Static Phase ConverterWhether you work in an industrial setting or have an in-home shop*, static phase converters from North America Phase Converters & Electrical Supply (NAPCES) are a great option for your power needs. Having been industrialized and verified for production success, our static phase converters run 3 phase equipment from single phase power. So how does a static phase converter work?

A static phase converter uses motor start capacitors to start a 3 phase motor on single phase power. These capacitors are disconnected once the motor reaches full RPM and the motor continues to run on the 2 single phase lines of power. Two-thirds of the motor windings are being energized, producing approximately two-thirds of the motor’s power.

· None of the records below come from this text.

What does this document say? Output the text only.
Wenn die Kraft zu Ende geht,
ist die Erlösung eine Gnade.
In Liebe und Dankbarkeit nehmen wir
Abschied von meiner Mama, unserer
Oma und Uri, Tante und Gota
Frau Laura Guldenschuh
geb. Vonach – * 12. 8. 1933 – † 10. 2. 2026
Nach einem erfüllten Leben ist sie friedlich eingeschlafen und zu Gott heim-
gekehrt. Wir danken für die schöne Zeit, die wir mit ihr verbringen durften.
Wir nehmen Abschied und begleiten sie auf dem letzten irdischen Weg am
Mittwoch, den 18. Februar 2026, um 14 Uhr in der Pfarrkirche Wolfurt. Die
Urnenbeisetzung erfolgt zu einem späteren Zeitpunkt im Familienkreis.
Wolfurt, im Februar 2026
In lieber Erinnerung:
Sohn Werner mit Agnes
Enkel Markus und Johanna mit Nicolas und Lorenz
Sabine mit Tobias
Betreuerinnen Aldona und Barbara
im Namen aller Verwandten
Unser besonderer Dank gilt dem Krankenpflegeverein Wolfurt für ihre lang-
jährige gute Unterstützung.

Well-designed features of our static phase converters are what make them capable of starting a 3 phase motor on single phase power. With an easily accessible wiring junction box, universal mounting options, high voltage start capacitors, digital/electronic motor starting relay and a robust start circuit, you’ll find the static phase converter units to be easy to install and reliable.

Offering two static phase converter models to choose from–Standard Heavy Duty (SPC) and High-Low Double Horsepower Rated (HL) – NAPCES has the static phase converters and rotary phase converters to fit your needs. Our Standard Heavy Duty offers classic horsepower ranges while our High-Low Double Horsepower Rated is essentially two Standard Heavy-Duty units built into one.

With a Lifetime Warranty and quality design constructed in the U.S.A, static phase converters from North America Phase Converters & Electrical supply are a dependable and long-term addition to your roster. To learn more about our electrical products as well as rotary, static, and digital phase converters, contact us to be connected with one of our experienced team members.

*An important note to always remember: Do not use a static converter with the following applications: welders, heaters, two speed motors, air compressors, pumps, fans, CNC machines, plasma cutters, refrigeration trucks, blowers, large flywheels, large lathes, and motors older than 1965.